De vez en cuando se levantaba una y caminaba nerviosa de un lado a otro. Sus pisadas sonaban en el silencio como martillazos sobre el suelo; tac,tac,tac,tac......
Alicia tenía miedo. No se atrevía a mirar de frente a ninguna de aquellas figuras pero sentía como, cada poco tiempo, la mirada de alguna se fijaba en ella. Eran miradas frías y penetrantes y no podía esquivarlas.
De fondo sonaba un ruido estremecedor de una máquina que chocaba con algo duro. Era un sonido ácido y penetrante.
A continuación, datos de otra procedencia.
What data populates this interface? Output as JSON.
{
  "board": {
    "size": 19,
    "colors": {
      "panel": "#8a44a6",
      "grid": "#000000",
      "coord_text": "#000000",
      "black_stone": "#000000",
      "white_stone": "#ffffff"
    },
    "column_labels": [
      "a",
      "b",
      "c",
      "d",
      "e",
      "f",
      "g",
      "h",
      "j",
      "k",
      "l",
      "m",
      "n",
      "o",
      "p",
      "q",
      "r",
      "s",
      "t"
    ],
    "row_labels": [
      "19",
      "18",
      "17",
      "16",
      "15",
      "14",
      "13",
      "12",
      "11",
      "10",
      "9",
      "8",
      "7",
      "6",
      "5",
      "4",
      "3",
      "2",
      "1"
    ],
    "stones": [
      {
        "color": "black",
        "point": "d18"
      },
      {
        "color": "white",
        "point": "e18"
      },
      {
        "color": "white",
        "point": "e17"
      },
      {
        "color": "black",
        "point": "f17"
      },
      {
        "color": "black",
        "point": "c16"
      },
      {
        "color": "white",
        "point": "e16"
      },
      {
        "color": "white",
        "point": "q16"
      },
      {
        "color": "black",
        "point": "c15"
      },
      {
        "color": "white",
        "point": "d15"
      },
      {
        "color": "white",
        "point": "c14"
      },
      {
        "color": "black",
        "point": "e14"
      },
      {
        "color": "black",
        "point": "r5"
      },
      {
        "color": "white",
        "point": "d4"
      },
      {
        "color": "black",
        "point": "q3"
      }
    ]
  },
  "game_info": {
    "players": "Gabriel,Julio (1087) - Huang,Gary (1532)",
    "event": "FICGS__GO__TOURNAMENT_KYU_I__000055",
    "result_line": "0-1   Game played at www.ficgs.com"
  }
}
A veces dejaba de sonar y al poco rato sonaba de nuevo y se oían quejidos al otro lado de la pared.
No podía moverse. Por más que intentaba tranquilizarse cada minuto su ansiedad era mayor, estaba paralizada de miedo.
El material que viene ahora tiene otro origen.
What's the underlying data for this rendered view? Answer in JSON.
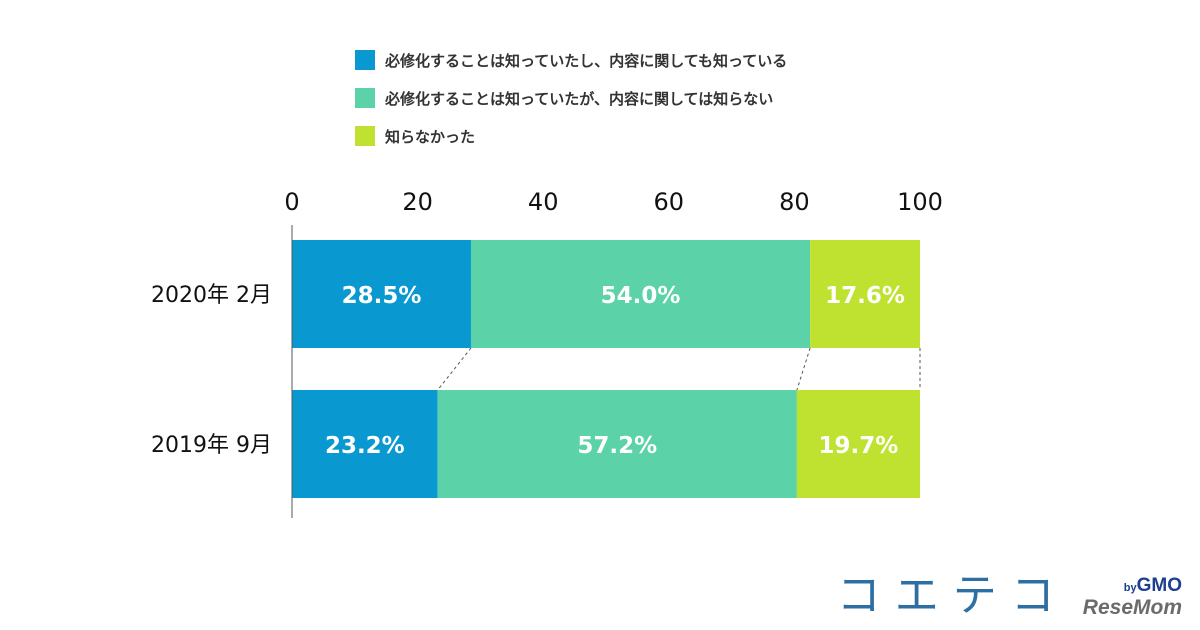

Intentó pensar en cosas agradables y recordar momentos felices pero cada vez que lo intentaba el dolor se lo impedía.
Probó a leer algo en su tablet pero las letras le bailaron y sintió que se mareaba.
De nuevo el sonido de quella máquina infernal y los quejidos volvieron a retumbar en la sala.
De pronto se hizo el silencio y nuevamente una de las fiiguras se levantó a caminar de un lado a otro con la mirada perdida. Tac...tac...tac...
Alicia miró su reloj. Llevaba solo 15 minutos en aquella sala y parecía que hubiese estado allí horas.....
Se abrió una puerta. De ella salió otra figura con la cara desencajada y les recorrió con la mirada mientras desaparecía de la escena.
Se oyó una voz:
Alicia, pase usted por favor.
Tembló por última vez y entro en la sala contigua. Pasase lo que pasase ya no había marcha atrás y se dejó llevar. Las otras figuras la miraron con cara de envidia.
Por muy malo que fuese, pensó, nada peor que el terror que había sentido ese rato en la sala de espera del dentista.